When James Levine had surgery to remove a cancerous kidney in 2008, Sung had to take over two difficult works by Elliott Carter during the Festival of Contemporary Music at Tanglewood, which was devoted entirely to the composer’s works. Even with a few weeks notice, having to lead Carter’s thorny creations could be an assistant’s ultimate nightmare.
Yet Sung, too, found great support from the orchestra, which had played both works in earlier seasons. “I had some sort of ideas and gave a clear beat,” she said, so “those pieces were not very problematic to prepare or conduct.”
Spano’s most memorable experience – besides the tackling bit – came in December 1991. He received an early morning call telling him that Ozawa was unable to conduct that morning’s three-hour rehearsal of Strauss’s mammoth “Alpine Symphony.” Then, in the afternoon, he discovered that Ozawa would also miss that evening’s performances of the Mozart Requiem and Stravinsky’s ballet score “Apollo.” Spano had never conducted either work and had no time to rehearse the orchestra at all.
“I met with [concertmaster] Malcolm Lowe and said, ‘I want to do some things differently. Help me figure out what I can get away with and what I’d better keep the same.’ And he was wonderful. He really helped me calculate the extent to which I could influence the performance with so little time.”
How did Spano deal with the pressure of the situation? “This is the reason for gun control,” he said, laughing, “because I think I would’ve shot myself!” Still, he added, “It was a wonderful ride.”
Those who flourish in the odd mixture of endless preparation and sudden action that is the atmosphere of the assistant conductorship often use it as a career springboard. Spano has gone on to become perhaps the most admired American conductor of his generation; he is about to begin his 10th season in Atlanta. Morlot was recently chosen as the next music director of the Seattle Symphony, a post he assumes next year.

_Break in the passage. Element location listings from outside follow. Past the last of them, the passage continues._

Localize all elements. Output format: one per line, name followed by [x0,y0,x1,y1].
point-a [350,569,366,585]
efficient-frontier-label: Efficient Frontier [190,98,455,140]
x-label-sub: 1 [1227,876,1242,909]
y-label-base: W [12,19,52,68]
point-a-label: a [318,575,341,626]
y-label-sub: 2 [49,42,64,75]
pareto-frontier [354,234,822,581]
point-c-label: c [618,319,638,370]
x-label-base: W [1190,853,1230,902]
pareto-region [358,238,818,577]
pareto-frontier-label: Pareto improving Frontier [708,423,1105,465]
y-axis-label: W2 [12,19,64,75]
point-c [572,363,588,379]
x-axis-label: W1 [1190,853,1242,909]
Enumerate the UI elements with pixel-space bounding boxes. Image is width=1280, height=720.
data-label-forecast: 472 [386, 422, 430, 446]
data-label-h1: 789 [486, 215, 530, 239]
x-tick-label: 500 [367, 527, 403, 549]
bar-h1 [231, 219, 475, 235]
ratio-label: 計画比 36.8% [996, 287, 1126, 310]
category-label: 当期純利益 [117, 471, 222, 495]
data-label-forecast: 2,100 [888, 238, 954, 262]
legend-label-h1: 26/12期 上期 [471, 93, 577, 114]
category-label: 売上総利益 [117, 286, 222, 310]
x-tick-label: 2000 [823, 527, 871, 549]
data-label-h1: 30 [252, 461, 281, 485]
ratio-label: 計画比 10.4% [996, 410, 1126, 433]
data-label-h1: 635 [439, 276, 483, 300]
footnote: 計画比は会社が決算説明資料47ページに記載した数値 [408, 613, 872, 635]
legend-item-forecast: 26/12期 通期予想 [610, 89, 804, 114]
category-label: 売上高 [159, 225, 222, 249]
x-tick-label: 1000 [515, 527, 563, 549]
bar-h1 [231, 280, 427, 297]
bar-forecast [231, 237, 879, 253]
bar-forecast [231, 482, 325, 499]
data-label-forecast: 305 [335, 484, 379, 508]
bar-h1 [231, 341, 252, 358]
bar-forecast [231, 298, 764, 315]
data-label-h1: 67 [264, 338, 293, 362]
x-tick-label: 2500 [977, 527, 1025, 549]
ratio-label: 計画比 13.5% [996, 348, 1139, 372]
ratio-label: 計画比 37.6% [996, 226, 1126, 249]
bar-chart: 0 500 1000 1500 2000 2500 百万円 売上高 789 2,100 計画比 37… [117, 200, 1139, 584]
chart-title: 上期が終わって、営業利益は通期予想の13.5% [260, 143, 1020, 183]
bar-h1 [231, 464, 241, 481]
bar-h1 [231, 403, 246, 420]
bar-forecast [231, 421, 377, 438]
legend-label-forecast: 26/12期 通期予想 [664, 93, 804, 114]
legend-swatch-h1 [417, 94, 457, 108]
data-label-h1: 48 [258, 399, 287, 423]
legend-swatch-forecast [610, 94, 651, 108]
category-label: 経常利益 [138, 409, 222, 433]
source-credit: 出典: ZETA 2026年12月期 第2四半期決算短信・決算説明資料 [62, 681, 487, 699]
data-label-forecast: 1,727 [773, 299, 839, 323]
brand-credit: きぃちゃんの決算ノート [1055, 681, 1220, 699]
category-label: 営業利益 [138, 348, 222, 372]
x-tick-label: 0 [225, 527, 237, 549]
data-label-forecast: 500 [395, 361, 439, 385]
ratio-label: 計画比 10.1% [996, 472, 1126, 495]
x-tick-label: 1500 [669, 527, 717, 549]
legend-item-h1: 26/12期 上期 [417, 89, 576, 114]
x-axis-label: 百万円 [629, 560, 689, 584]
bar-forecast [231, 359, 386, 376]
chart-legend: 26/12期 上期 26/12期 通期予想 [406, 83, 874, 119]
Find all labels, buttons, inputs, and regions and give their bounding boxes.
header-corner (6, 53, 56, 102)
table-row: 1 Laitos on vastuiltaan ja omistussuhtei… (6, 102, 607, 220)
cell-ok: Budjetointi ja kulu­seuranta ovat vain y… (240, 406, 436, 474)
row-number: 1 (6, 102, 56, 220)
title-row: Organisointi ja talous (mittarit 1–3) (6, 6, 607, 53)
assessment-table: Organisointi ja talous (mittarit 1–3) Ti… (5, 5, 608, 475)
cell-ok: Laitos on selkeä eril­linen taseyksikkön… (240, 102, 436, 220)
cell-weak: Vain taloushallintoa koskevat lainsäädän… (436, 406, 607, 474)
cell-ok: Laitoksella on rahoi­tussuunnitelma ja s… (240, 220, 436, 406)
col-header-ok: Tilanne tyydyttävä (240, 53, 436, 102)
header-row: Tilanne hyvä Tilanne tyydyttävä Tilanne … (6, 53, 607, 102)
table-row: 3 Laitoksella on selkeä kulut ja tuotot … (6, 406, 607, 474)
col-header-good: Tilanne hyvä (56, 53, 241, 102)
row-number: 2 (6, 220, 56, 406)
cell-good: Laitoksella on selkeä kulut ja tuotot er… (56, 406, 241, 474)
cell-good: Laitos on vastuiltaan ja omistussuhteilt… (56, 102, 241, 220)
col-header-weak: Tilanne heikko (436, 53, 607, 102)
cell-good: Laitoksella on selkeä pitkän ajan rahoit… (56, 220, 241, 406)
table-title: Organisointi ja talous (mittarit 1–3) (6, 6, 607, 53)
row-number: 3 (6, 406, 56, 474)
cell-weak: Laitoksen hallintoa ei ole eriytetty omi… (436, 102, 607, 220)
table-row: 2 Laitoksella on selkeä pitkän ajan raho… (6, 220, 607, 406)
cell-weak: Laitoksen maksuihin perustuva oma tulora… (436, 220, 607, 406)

Sung will return home to Germany after the Tanglewood season ends; she has guest conducting spots lined up and will serve as associate conductor with the Seoul Philharmonic for part of the season. Given the obvious talent and tightly controlled energy she showed here, though, a more permanent, high-profile position is very likely in the offing. When it comes, she will bring lessons from Levine about what a conductor should be – not only musical but personal.
“I remember when we had the first audition for the assistant position, he just said, ‘The conductor should be a human being,’ ” she said. “I learned from Jimmy not only conducting but also how he communicated with people, how humble he is. If he’s in the room or if he’s on stage, he’s not a very important personality. The music is the most important thing.”
When Morlot was asked what he would bring to Seattle from his Boston experience, he mentioned a bond he developed with the BSO musicians when he realized he didn’t have to work so hard to get what he wanted from them.
“I learned by withdrawing a little bit, somehow, and trusting that they will come to me, read my inside singing,” he explained. “And the smallest thing I would change in myself, they would read it instantly . . . And I think that’s where I felt I could grow more and more, spending time in front of orchestras at this level. It was a luxury that you could completely work on that – not only the music but also on trusting that people will reach what you were really trying to do.”